Danny Heitman has a quirkily fascinating op-ed up in the New York Times on the attempt in the mid to late 50s by Ford Motor Company to enlist a poet laureate to help sell its products:

The question is brought to mind by the story of Marianne Moore, the famous American writer, who served for a brief season as the Ford Motor Company’s unofficial poet laureate.

A Ford executive wrote that the company was launching “a rather important new series of cars,” but his team was stumped to think of a name for the latest product line. Could Moore, an icon of American letters, help them out?

Moore embraced the assignment with relish, not surprising for a poet who enjoyed — and whose writing was frequently inspired by — popular culture, whether it be baseball, boxing or bric-a-brac. The correspondence became a cultural fixture of its own after it was published in The New Yorker two years later.

These days, poetry and commerce are rarely on such good speaking terms. Poetry doesn’t sell well, and poets almost never attain the celebrity that touched Moore, Robert Frost and Carl Sandburg half a century ago. If some Detroit executive got the bright idea to consult a poet for marketing advice today, one rather doubts he’d know whom to call.

It’s nice to think that the two groups — poets and carmakers — might find new relevance through collaboration, but history is not encouraging.

I share Heitman’s conclusion that such a collaboration is probably not in the offing in today’s society and marketplace. I think, however, Detroit is going to rebound with a different kind of poetry.

Poetry in motion.

If Detroit is to rebound, it will not be from fancy words or catchy phrases to hawk their products; it will be from engineering excellence, desirable design and competitive, if not superlative, production values.
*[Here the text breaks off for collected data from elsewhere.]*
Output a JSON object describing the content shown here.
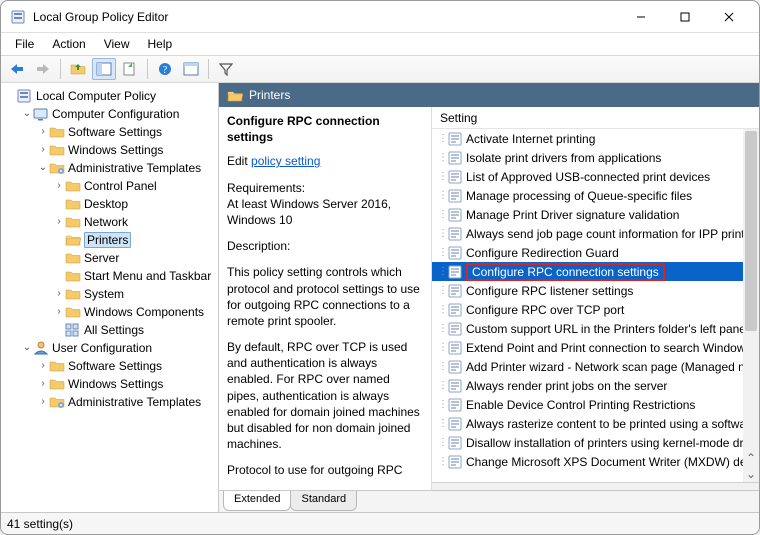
{
  "window": {
    "title": "Local Group Policy Editor"
  },
  "menu": {
    "items": [
      "File",
      "Action",
      "View",
      "Help"
    ]
  },
  "tree": {
    "root": "Local Computer Policy",
    "cc": "Computer Configuration",
    "cc_children": [
      "Software Settings",
      "Windows Settings"
    ],
    "at": "Administrative Templates",
    "at_children": [
      "Control Panel",
      "Desktop",
      "Network",
      "Printers",
      "Server",
      "Start Menu and Taskbar",
      "System",
      "Windows Components",
      "All Settings"
    ],
    "uc": "User Configuration",
    "uc_children": [
      "Software Settings",
      "Windows Settings",
      "Administrative Templates"
    ]
  },
  "header": {
    "path": "Printers"
  },
  "description": {
    "title": "Configure RPC connection settings",
    "edit_prefix": "Edit ",
    "edit_link": "policy setting",
    "req_label": "Requirements:",
    "req_text": "At least Windows Server 2016, Windows 10",
    "desc_label": "Description:",
    "p1": "This policy setting controls which protocol and protocol settings to use for outgoing RPC connections to a remote print spooler.",
    "p2": "By default, RPC over TCP is used and authentication is always enabled. For RPC over named pipes, authentication is always enabled for domain joined machines but disabled for non domain joined machines.",
    "p3": "Protocol to use for outgoing RPC"
  },
  "settings": {
    "column": "Setting",
    "items": [
      "Activate Internet printing",
      "Isolate print drivers from applications",
      "List of Approved USB-connected print devices",
      "Manage processing of Queue-specific files",
      "Manage Print Driver signature validation",
      "Always send job page count information for IPP print",
      "Configure Redirection Guard",
      "Configure RPC connection settings",
      "Configure RPC listener settings",
      "Configure RPC over TCP port",
      "Custom support URL in the Printers folder's left pane",
      "Extend Point and Print connection to search Window",
      "Add Printer wizard - Network scan page (Managed ne",
      "Always render print jobs on the server",
      "Enable Device Control Printing Restrictions",
      "Always rasterize content to be printed using a softwar",
      "Disallow installation of printers using kernel-mode dr",
      "Change Microsoft XPS Document Writer (MXDW) def"
    ],
    "selected_index": 7
  },
  "tabs": {
    "extended": "Extended",
    "standard": "Standard"
  },
  "status": {
    "text": "41 setting(s)"
  }
}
They are much further along this path than many people give them credit for being though.

The Ford Fusion and Fusion Hybrid, Ford Focus, Ford Escape and Escape Hybrid, and the new Ford Taurus are all absolutely killer vehicles, both on their own and compared with foreign competitors. These cars are all world class in their segments. Add them to the always top of the segment Ford Truck line, especially the F-150, and you have a company that is here to stay and ready to take on all comers.
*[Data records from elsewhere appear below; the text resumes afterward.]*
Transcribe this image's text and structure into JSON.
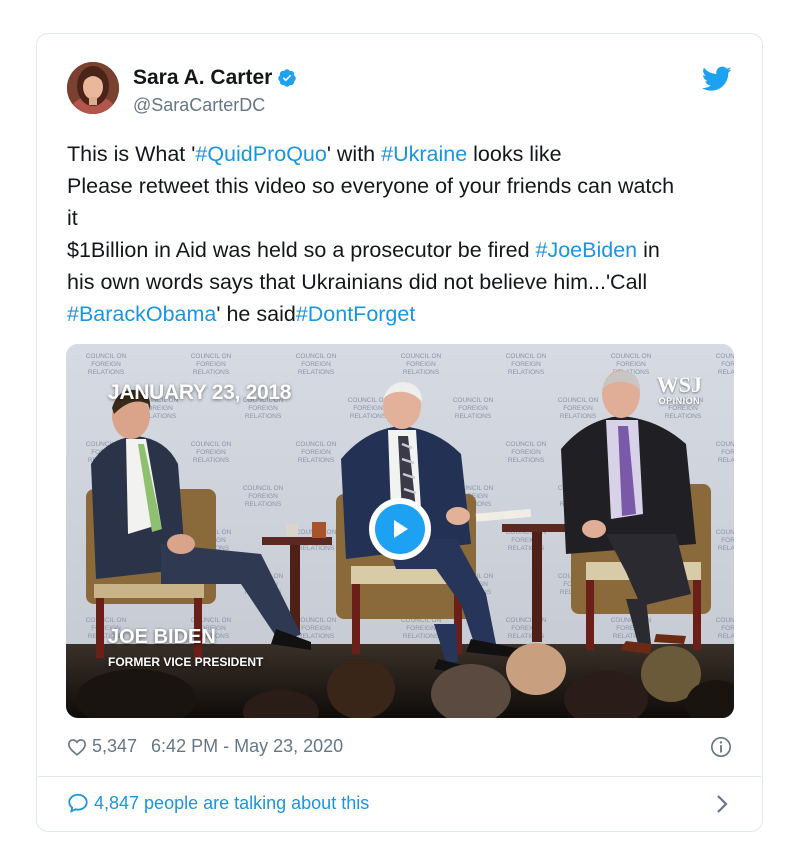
{
  "author": {
    "display_name": "Sara A. Carter",
    "handle": "@SaraCarterDC",
    "avatar_icon": "profile-photo"
  },
  "tweet": {
    "lines": [
      [
        {
          "t": "This is What '"
        },
        {
          "t": "#QuidProQuo",
          "tag": true
        },
        {
          "t": "' with "
        },
        {
          "t": "#Ukraine",
          "tag": true
        },
        {
          "t": " looks like"
        }
      ],
      [
        {
          "t": "Please retweet this video so everyone of your friends can watch"
        }
      ],
      [
        {
          "t": "it"
        }
      ],
      [
        {
          "t": "$1Billion in Aid was held so a prosecutor be fired "
        },
        {
          "t": "#JoeBiden",
          "tag": true
        },
        {
          "t": " in"
        }
      ],
      [
        {
          "t": "his own words says that Ukrainians did not believe him...'Call"
        }
      ],
      [
        {
          "t": "#BarackObama",
          "tag": true
        },
        {
          "t": "' he said"
        },
        {
          "t": "#DontForget",
          "tag": true
        }
      ]
    ]
  },
  "video": {
    "date_overlay": "JANUARY 23, 2018",
    "brand": "WSJ",
    "brand_sub": "OPINION",
    "speaker_name": "JOE BIDEN",
    "speaker_title": "FORMER VICE PRESIDENT",
    "backdrop_text": [
      "COUNCIL ON",
      "FOREIGN",
      "RELATIONS"
    ],
    "play_icon": "play-icon"
  },
  "meta": {
    "likes": "5,347",
    "timestamp": "6:42 PM - May 23, 2020"
  },
  "footer": {
    "talking": "4,847 people are talking about this"
  },
  "colors": {
    "link": "#1b95e0",
    "brand_blue": "#1da1f2",
    "muted": "#657786",
    "border": "#e1e8ed"
  }
}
Financially, Ford had the jump on the old GM; Ford leveraged themselves and had the cash on hand to ride out the US financial implosion without the bailouts that both GM and Chrysler took to survive. But the lead in products and product development is nowhere near so pronounced, and arguably non-existent. In fact, there is a good argument that the "New GM" is every bit as poised to lead and prosper as Ford as the New GM has been shed (whether you agree with it having been done, it is a fact now) of its major burdens and streamlined in product lines, vehicles and manufacturing capacity.
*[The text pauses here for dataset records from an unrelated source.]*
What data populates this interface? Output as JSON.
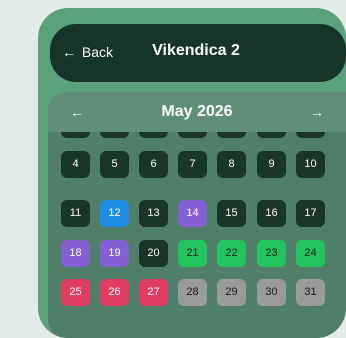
{
  "header": {
    "back_label": "Back",
    "back_arrow": "←",
    "title": "Vikendica 2"
  },
  "calendar": {
    "month_label": "May 2026",
    "prev_arrow": "←",
    "next_arrow": "→",
    "rows": [
      [
        {
          "day": "",
          "status": "plain"
        },
        {
          "day": "",
          "status": "plain"
        },
        {
          "day": "",
          "status": "plain"
        },
        {
          "day": "",
          "status": "plain"
        },
        {
          "day": "",
          "status": "plain"
        },
        {
          "day": "",
          "status": "plain"
        },
        {
          "day": "",
          "status": "plain"
        }
      ],
      [
        {
          "day": "4",
          "status": "plain"
        },
        {
          "day": "5",
          "status": "plain"
        },
        {
          "day": "6",
          "status": "plain"
        },
        {
          "day": "7",
          "status": "plain"
        },
        {
          "day": "8",
          "status": "plain"
        },
        {
          "day": "9",
          "status": "plain"
        },
        {
          "day": "10",
          "status": "plain"
        }
      ],
      [
        {
          "day": "11",
          "status": "plain"
        },
        {
          "day": "12",
          "status": "blue"
        },
        {
          "day": "13",
          "status": "plain"
        },
        {
          "day": "14",
          "status": "purple"
        },
        {
          "day": "15",
          "status": "plain"
        },
        {
          "day": "16",
          "status": "plain"
        },
        {
          "day": "17",
          "status": "plain"
        }
      ],
      [
        {
          "day": "18",
          "status": "purple"
        },
        {
          "day": "19",
          "status": "purple"
        },
        {
          "day": "20",
          "status": "plain"
        },
        {
          "day": "21",
          "status": "green"
        },
        {
          "day": "22",
          "status": "green"
        },
        {
          "day": "23",
          "status": "green"
        },
        {
          "day": "24",
          "status": "green"
        }
      ],
      [
        {
          "day": "25",
          "status": "red"
        },
        {
          "day": "26",
          "status": "red"
        },
        {
          "day": "27",
          "status": "red"
        },
        {
          "day": "28",
          "status": "gray"
        },
        {
          "day": "29",
          "status": "gray"
        },
        {
          "day": "30",
          "status": "gray"
        },
        {
          "day": "31",
          "status": "gray"
        }
      ]
    ]
  },
  "colors": {
    "page_background": "#e3ebe6",
    "frame": "#5aa17c",
    "header": "#163427",
    "calendar": "#507f69",
    "calendar_header": "#5f8f79",
    "day_plain": "#1a3628",
    "day_blue": "#1f8fe6",
    "day_purple": "#8560d3",
    "day_green": "#23c35e",
    "day_red": "#e03e60",
    "day_gray": "#9a9a9a"
  }
}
The New GM sports such products as the Chevrolet Malibu, Chevrolet Camaro, Chevrolet Traverse, GMC Acadia, Cadillac CTS, Cadillac SRX, Buick Enclave and new Buick LaCrosse (Dan Neil says it blows away the Lexus ES350). And of course, the Chevy Volt and Cruze will be arriving in 2010 as well and and both promise to be game changers of the highest order. Throw in the Chevy/GMC truck line and the niche segment Chevy Corvette and you really have a company with cutting edge, world class in segment, vehicles. Like Ford, the New GM is poised for success.

I would argue that not only is Detroit, or at least the Big Two, ready and able to compete with the foreigh competition, but that head to head within segments, they may have more interesting products that are every bit the technological and reliability matches. I think one other point needs to be made for all the naysayers: Every one of the vehicles I just mentioned, which will serve as the renaissance of Detroit Auto if there is to be one (and I think there will) was either in production, or well in the pipeline before the big crash. The Big Two were already changing in a very positive way for the new century when the bottom fell out; in fact, that is one of the biggest reasons they were so exposed when it did. Either way, however, they have the products, both now and in the immediate pipeline, to compete heads up with foreign competition.

If they make their products the poetry, Detroit will recover, live long and prosper. If they don’t, they won’t. It is really that simple.